O futuro do trabalho? Ah, sim, como se isso não fosse tema suficiente para uma década. Enquanto a China abriga mais de 355 unicórnios de tecnologia, como a ByteDance (dona do TikTok) e a Didi Chuxing, podemos imaginar Chen He, CEO da Beijing R&D Center for Intelligent Manufacturing, discutindo a interseção entre automação e o futuro do trabalho. Quem no mundo consegue aumentar empregabilidade mesmo com automações em níveis nunca antes vistos? Em vez de explorar os avanços que podem transformar o mercado de trabalho como o conhecemos, o SXSW segue discutindo até onde e por quantos dias da semana é interessante trabalhar no sofá de casa.

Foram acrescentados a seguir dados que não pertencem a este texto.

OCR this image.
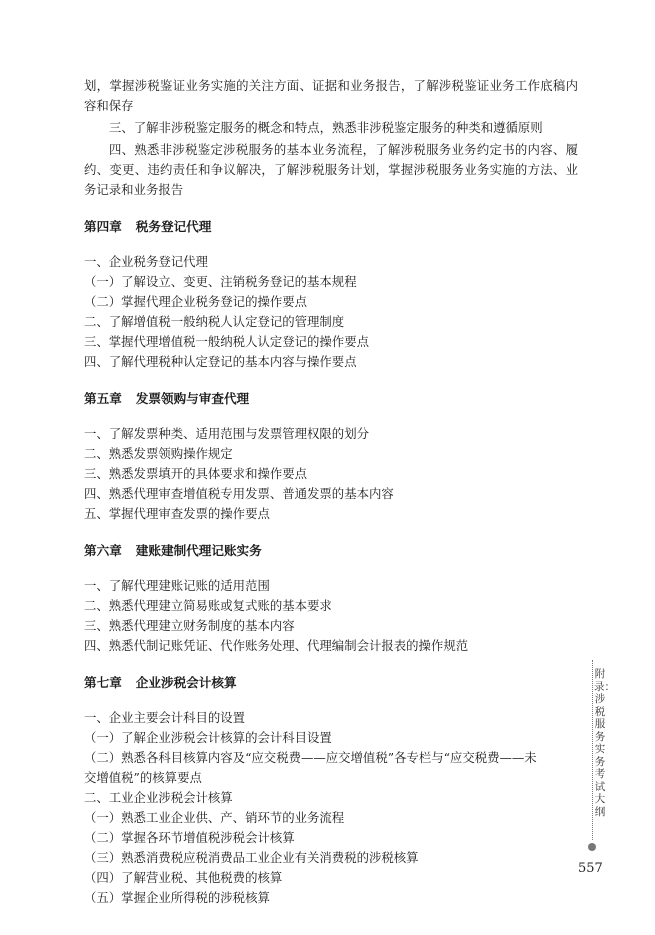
划，掌握涉税鉴证业务实施的关注方面、证据和业务报告，了解涉税鉴证业务工作底稿内容和保存

三、了解非涉税鉴定服务的概念和特点，熟悉非涉税鉴定服务的种类和遵循原则

四、熟悉非涉税鉴定涉税服务的基本业务流程，了解涉税服务业务约定书的内容、履约、变更、违约责任和争议解决，了解涉税服务计划，掌握涉税服务业务实施的方法、业务记录和业务报告

第四章 税务登记代理

一、企业税务登记代理

（一）了解设立、变更、注销税务登记的基本规程

（二）掌握代理企业税务登记的操作要点

二、了解增值税一般纳税人认定登记的管理制度

三、掌握代理增值税一般纳税人认定登记的操作要点

四、了解代理税种认定登记的基本内容与操作要点

第五章 发票领购与审查代理

一、了解发票种类、适用范围与发票管理权限的划分

二、熟悉发票领购操作规定

三、熟悉发票填开的具体要求和操作要点

四、熟悉代理审查增值税专用发票、普通发票的基本内容

五、掌握代理审查发票的操作要点

第六章 建账建制代理记账实务

一、了解代理建账记账的适用范围

二、熟悉代理建立简易账或复式账的基本要求

三、熟悉代理建立财务制度的基本内容

四、熟悉代制记账凭证、代作账务处理、代理编制会计报表的操作规范

第七章 企业涉税会计核算

一、企业主要会计科目的设置

（一）了解企业涉税会计核算的会计科目设置

（二）熟悉各科目核算内容及“应交税费——应交增值税”各专栏与“应交税费——未

交增值税”的核算要点

二、工业企业涉税会计核算

（一）熟悉工业企业供、产、销环节的业务流程

（二）掌握各环节增值税涉税会计核算

（三）熟悉消费税应税消费品工业企业有关消费税的涉税核算

（四）了解营业税、其他税费的核算

（五）掌握企业所得税的涉税核算

附录：涉税服务实务考试大纲
557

A China é um gigante crescente em games, com empresas como a Tencent, que não apenas é a maior desenvolvedora de jogos do mundo, mas também vem trazendo investimentos em títulos populares globalmente, como Fortnite e Call of Duty. Pang Yao, fundador e CEO da NetEase Games, poderia ter trazido insights sobre as tendências de jogos no mercado chinês e as inovações em realidade aumentada e virtual num momento em que os devices parecem evoluir menos que anos atrás. Afinal, que melhor jeito de entender a evolução dos games e da realidade estendida do que pelo prisma de um país que representa mais de 25% do mercado global?
Então, a grande questão é: como um evento tão relevante pode ignorar as contribuições de um dos maiores países do mundo? Em tempos de crescente tensão geopolítica, especialmente após a ascensão do fenômeno Trump e a guerra tarifária entre os EUA e a China, essa omissão pode ser sinal de uma cautela excessiva por parte do SXSW. Ou a verdade é que convidar líderes e influenciadores chineses pode não ser tão simples quanto parece – medo de retaliações comerciais ou políticas pode ter inibido os organizadores. Não seria surpreendente que potenciais painelistas pensassem duas vezes antes de aceitar um convite para um evento no qual a narrativa predominante pode não beneficiá-los.
Alguém me indica um evento de inovação sobre a China ? Obrigado.